The Data and Decision Sciences Lab is constantly working with local community partners on several data related projects that have a local and global impact.
Speech Recognition in Background Noise by a Convolution Neural Networks Model
Community Partner: Mutual of Omaha
Team Members Involved
The use of voice recognition has increased substantially in everyday life. Many leading companies are using speech recognition technologies to develop personal assistants such as Amazon’s Alexa, Google Assistant, and Apple’s Siri. Speech recognition can also be used to extract valuable business information from calls to create a more personalized customer experience, or to enhance business processes. A mixture of neural network techniques is currently used to transcribe speech into text; however, unhandled noise can wreck the accuracy of speech recognition and these models may fail to obtain reliable results in this case. To address this issue, this project developed a speech recognition model to transcribe noisy speech into text.
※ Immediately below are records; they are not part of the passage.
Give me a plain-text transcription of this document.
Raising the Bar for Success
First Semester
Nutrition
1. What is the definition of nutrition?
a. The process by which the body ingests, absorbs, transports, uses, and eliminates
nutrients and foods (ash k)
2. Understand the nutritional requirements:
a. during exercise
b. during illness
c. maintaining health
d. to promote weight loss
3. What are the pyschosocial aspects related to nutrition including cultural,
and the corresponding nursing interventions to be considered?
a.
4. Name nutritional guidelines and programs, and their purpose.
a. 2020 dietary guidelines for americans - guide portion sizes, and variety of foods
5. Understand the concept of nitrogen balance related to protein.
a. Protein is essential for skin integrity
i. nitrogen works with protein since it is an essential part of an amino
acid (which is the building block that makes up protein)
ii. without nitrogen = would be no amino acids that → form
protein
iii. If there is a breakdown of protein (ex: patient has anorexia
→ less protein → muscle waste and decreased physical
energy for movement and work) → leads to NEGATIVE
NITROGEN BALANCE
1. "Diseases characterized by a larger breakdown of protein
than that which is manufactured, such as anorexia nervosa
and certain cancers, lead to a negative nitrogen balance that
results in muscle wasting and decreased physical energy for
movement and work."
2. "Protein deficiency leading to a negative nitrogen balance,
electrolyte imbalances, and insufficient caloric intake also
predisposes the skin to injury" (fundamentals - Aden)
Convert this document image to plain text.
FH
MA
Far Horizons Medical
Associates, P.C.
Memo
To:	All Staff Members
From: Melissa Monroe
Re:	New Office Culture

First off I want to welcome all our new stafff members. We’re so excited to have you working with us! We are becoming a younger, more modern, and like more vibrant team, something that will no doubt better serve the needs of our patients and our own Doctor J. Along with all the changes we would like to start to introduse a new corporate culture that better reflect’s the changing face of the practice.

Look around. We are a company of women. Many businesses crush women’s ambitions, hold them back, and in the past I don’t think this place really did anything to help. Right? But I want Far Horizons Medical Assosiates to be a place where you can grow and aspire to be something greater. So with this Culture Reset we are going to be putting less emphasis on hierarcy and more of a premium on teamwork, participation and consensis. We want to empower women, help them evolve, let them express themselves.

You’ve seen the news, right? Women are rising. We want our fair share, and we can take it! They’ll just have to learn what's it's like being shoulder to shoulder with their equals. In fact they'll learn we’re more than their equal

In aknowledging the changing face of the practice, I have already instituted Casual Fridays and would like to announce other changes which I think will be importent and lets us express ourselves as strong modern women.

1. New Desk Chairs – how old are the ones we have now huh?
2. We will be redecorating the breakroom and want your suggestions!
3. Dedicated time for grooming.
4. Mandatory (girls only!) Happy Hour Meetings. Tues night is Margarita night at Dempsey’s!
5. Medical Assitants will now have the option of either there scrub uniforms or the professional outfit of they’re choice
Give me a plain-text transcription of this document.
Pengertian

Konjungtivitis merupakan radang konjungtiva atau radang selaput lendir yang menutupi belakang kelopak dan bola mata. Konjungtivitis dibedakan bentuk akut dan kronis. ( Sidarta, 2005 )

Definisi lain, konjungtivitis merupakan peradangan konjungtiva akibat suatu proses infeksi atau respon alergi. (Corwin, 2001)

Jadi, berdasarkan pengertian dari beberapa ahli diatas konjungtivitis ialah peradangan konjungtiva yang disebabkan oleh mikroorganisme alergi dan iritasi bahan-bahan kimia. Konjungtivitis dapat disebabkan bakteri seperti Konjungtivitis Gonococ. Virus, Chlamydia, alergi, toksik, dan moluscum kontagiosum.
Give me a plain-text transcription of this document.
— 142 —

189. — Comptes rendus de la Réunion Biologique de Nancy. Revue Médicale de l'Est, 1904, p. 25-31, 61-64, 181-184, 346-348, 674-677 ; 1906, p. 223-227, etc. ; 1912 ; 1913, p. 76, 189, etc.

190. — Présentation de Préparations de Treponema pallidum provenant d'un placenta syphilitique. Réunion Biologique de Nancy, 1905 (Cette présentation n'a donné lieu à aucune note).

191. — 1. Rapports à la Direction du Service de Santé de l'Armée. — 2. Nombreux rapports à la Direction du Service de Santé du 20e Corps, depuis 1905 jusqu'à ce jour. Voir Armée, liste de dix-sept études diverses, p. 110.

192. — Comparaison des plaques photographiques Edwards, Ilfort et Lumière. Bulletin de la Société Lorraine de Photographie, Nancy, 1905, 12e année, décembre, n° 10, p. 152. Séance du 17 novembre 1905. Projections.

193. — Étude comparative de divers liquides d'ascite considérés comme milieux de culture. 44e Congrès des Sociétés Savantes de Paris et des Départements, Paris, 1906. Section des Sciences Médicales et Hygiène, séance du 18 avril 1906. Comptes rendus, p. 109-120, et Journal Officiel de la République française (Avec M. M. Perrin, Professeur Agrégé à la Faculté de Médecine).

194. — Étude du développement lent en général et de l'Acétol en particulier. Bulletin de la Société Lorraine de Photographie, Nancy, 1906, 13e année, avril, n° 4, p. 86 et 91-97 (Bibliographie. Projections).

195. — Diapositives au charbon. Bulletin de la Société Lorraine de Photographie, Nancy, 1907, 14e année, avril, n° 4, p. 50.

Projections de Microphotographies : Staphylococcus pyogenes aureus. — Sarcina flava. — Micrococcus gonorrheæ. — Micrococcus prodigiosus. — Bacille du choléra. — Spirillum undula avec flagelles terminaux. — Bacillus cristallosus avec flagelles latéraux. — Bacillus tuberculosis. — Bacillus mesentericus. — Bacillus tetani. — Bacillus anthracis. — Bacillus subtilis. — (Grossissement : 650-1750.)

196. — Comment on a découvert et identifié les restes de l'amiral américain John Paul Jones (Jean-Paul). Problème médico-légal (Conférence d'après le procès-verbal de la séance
The “Voices Obscured in Complex Environmental Settings” (VOiCES) dataset, which is available on Amazon Web Services, was used and convolution neural networks (CNNs) were utilized to train the speech recognition model. The performance of the model was measured by the word error rate (WER) metric, which considers the number of substitutions, deletions, and insertions when comparing the original and predicted texts. Computational results showed that the proposed CNN model predicted the noisy speeches from VOiCES with an average WER of 13%.